I am sorry if my young age and appearance offended you. You should be ashamed of yourself for judging a book by its cover and maybe next time you will think twice before making rash assumptions about others. And please, don't bother picking on people with handicapped parking stickers ever again. My best guess is, you don't know the half of what it's like to walk around in our shoes.


Ms. DefyGravity


  1. That's so horrible. I'm so sorry you had to go through that. It's one of the things that has stopped me from getting a disabled sticker. I have the paperwork and my doc said I need it, yet I am loathe to put it in. It's so nice to see that people can spew things like that anonymously. As you say they could at least have the guts to do it in person. I'm so angry on your behalf. I hope it's less raw for you now. Sending hugs. Michelle

  2. Thanks Michelle. Just writing this made me feel so much better. It took me a long time to admit that I needed a sticker and now that I have one, I only use it on "bad" days, but it has still made life much easier. I no longer have to be dropped off and picked up at the door all the time so it enables me to drive myself places again (only short distances of course). If it will improve your quality of life in any way, you should get one. It doesn't mean you have to use it everyday. But it means that you can use it if need be. People will always have their opinions I guess, but they likely have no clue what it's really like to reside in our crazy bodies. Who cares what they think. After this experience, I can hardly wait to educate the next ignorant person who wants to question why I have a sticker. Don't be afraid to submit the paperwork if your doctor thinks it may benefit you. You deserve the best life possible and getting a sticker is one of the little things that may improve your quality of life greatly.
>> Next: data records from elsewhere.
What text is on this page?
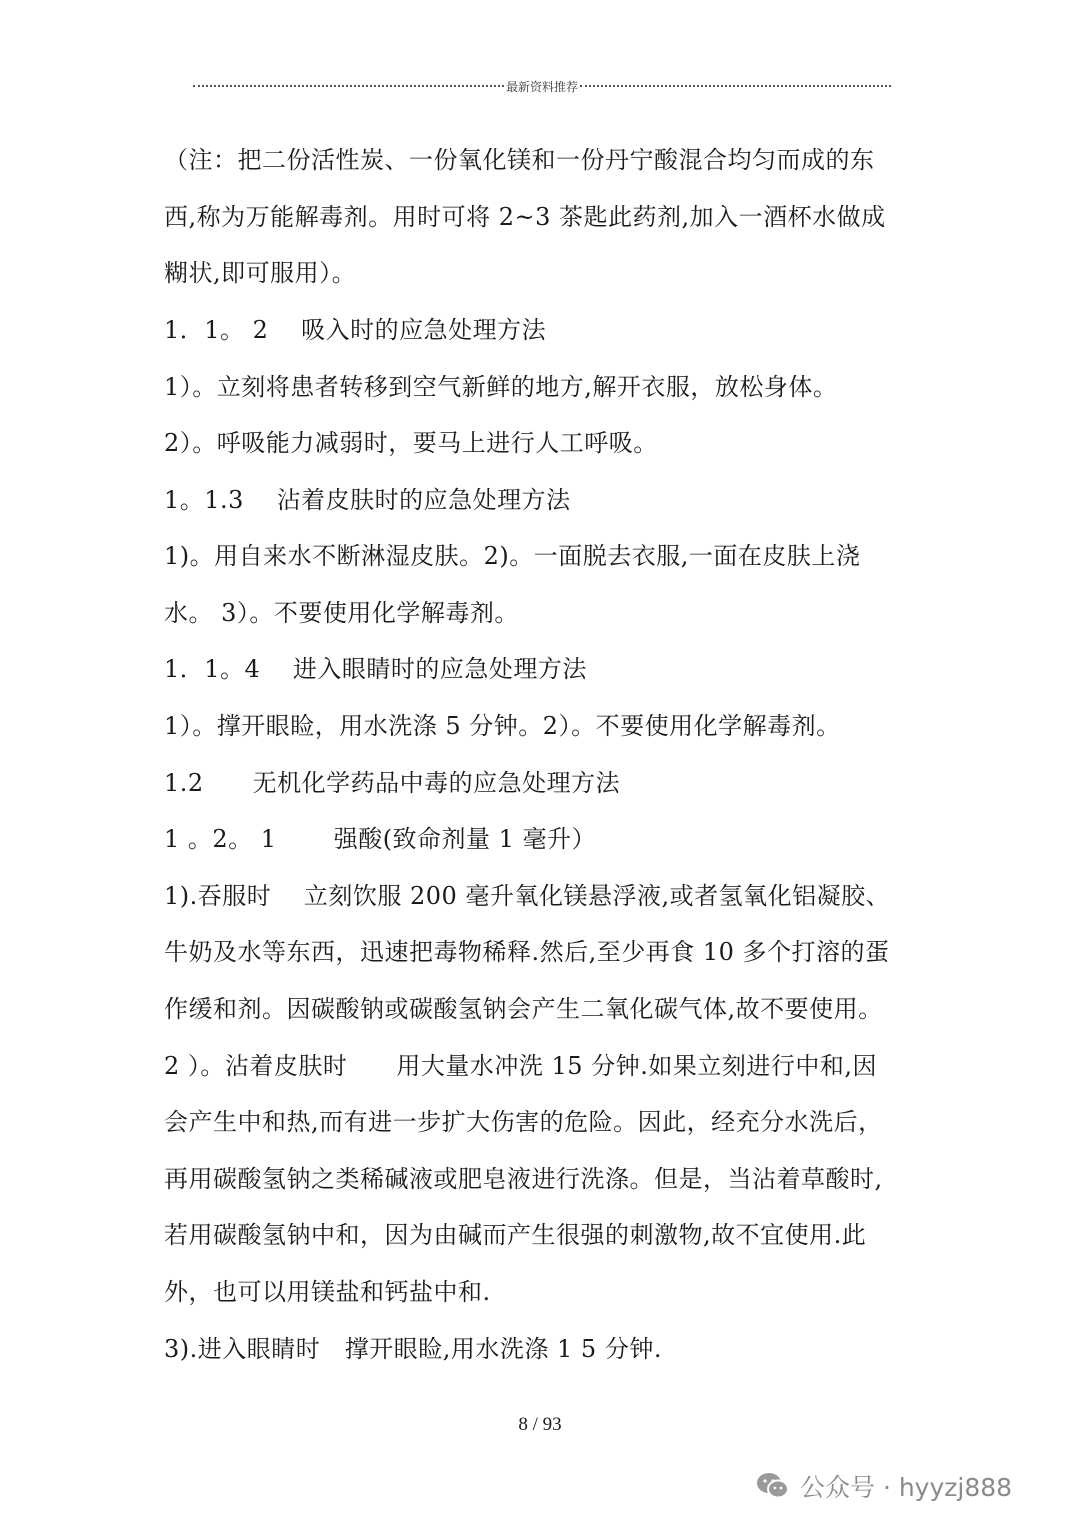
最新资料推荐
（注：把二份活性炭、一份氧化镁和一份丹宁酸混合均匀而成的东
西,称为万能解毒剂。用时可将 2~3 茶匙此药剂,加入一酒杯水做成
糊状,即可服用）。
1．1。 2　 吸入时的应急处理方法
1）。立刻将患者转移到空气新鲜的地方,解开衣服，放松身体。
2）。呼吸能力减弱时，要马上进行人工呼吸。
1。1.3　 沾着皮肤时的应急处理方法
1)。用自来水不断淋湿皮肤。2)。一面脱去衣服,一面在皮肤上浇
水。 3）。不要使用化学解毒剂。
1．1。4　 进入眼睛时的应急处理方法
1）。撑开眼睑，用水洗涤 5 分钟。2）。不要使用化学解毒剂。
1.2　　无机化学药品中毒的应急处理方法
1 。2。 1　　 强酸(致命剂量 1 毫升）
1).吞服时　 立刻饮服 200 毫升氧化镁悬浮液,或者氢氧化铝凝胶、
牛奶及水等东西，迅速把毒物稀释.然后,至少再食 10 多个打溶的蛋
作缓和剂。因碳酸钠或碳酸氢钠会产生二氧化碳气体,故不要使用。
2 ）。沾着皮肤时　　用大量水冲洗 15 分钟.如果立刻进行中和,因
会产生中和热,而有进一步扩大伤害的危险。因此，经充分水洗后，
再用碳酸氢钠之类稀碱液或肥皂液进行洗涤。但是，当沾着草酸时,
若用碳酸氢钠中和，因为由碱而产生很强的刺激物,故不宜使用.此
外，也可以用镁盐和钙盐中和.
3).进入眼睛时　撑开眼睑,用水洗涤 1 5 分钟.
8 / 93
公众号 · hyyzj888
  3. Last week I shared your experience with several friends, I told them your expreience is one of my worst nightmares. I always worry that someone out there will judge me by my outside appearance. Every time I use a handicapped spot I want to carry a large sign that says "I have POTS, and invisiable illness!" Thanks for sharing, you did a great job!

  4. Thanks, Michele! A sign certainly would make things easier... I have thought about making a sign to attach to the motorized grocery cart/chair so people won't question me if I use one. That is one thing I have still not tried for fear of judgment I guess. We all want the acceptance and approval of others. It couldn't hurt to have a sign prepared and keep it in the car just in case a situation arises where we may need to "prove" our sickness.
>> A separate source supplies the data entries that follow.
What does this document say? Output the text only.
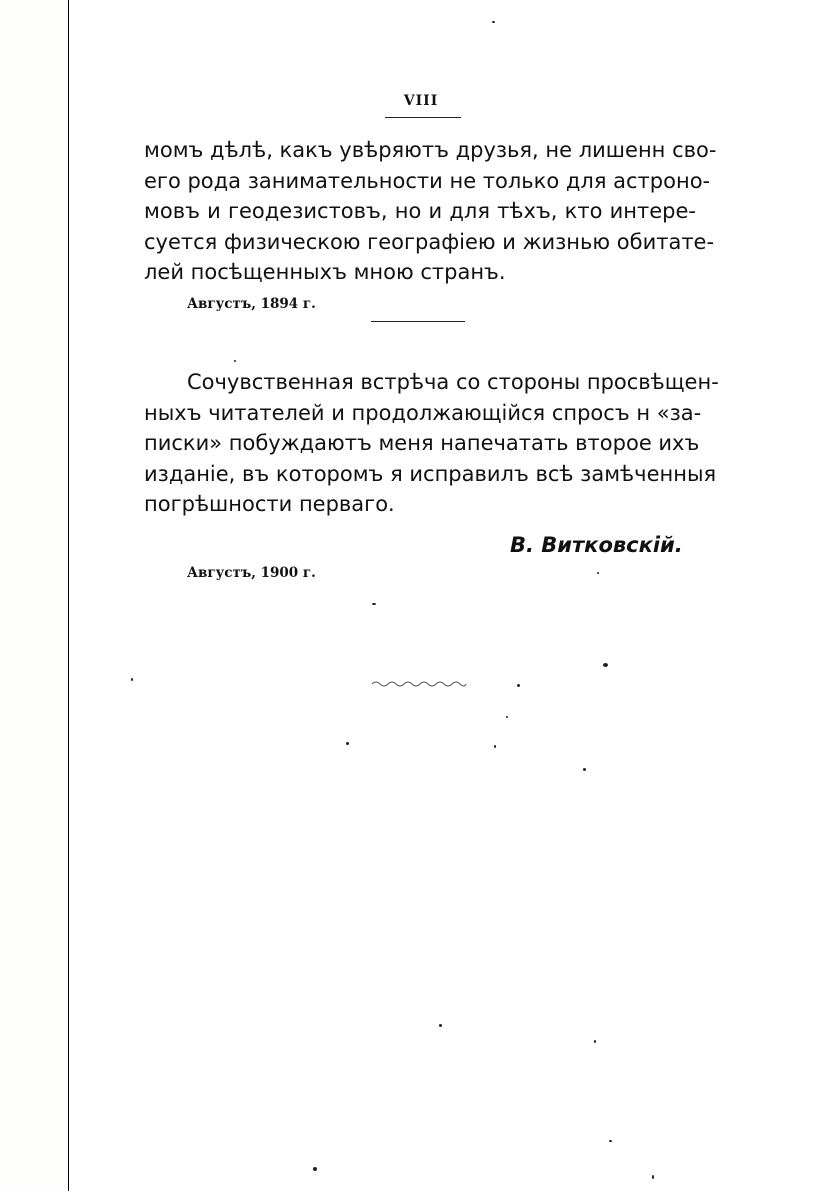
VIII

момъ дѣлѣ, какъ увѣряютъ друзья, не лишенн сво-
его рода занимательности не только для астроно-
мовъ и геодезистовъ, но и для тѣхъ, кто интере-
суется физическою географіею и жизнью обитате-
лей посѣщенныхъ мною странъ.

Августъ, 1894 г.

Сочувственная встрѣча со стороны просвѣщен-
ныхъ читателей и продолжающійся спросъ н «за-
писки» побуждаютъ меня напечатать второе ихъ
изданіе, въ которомъ я исправилъ всѣ замѣченныя
погрѣшности перваго.

В. Витковскій.
Августъ, 1900 г.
  5. so glad to see the plight of the invisibly disabled well articulated. i have been harassed endlessly by both able bodied and "real" disabled people. when i have to walk with my cane, i am "just faking", when i don't, it is evidence there is nothing wrong with me. i am lucky to be in my thirties - many people with what i have die by my age. but nope, that is not good enough. i am not in a wheelchair, therefore, i am not "really" disabled.
    the majority of the people who make these kinds of snap decisions are so woefully ignorant that they can't even spell "dignity", and yet set themselves up as diagnosticians.
    cheers to you for the courage you show in living through it, and fighting back in an honourable and decent way.

  6. Thank you for your kind words, Alexes. I am so sorry that you too have been questioned by those who just don't understand and aren't qualified to make judgments in the first place. I wish you improved health and happiness!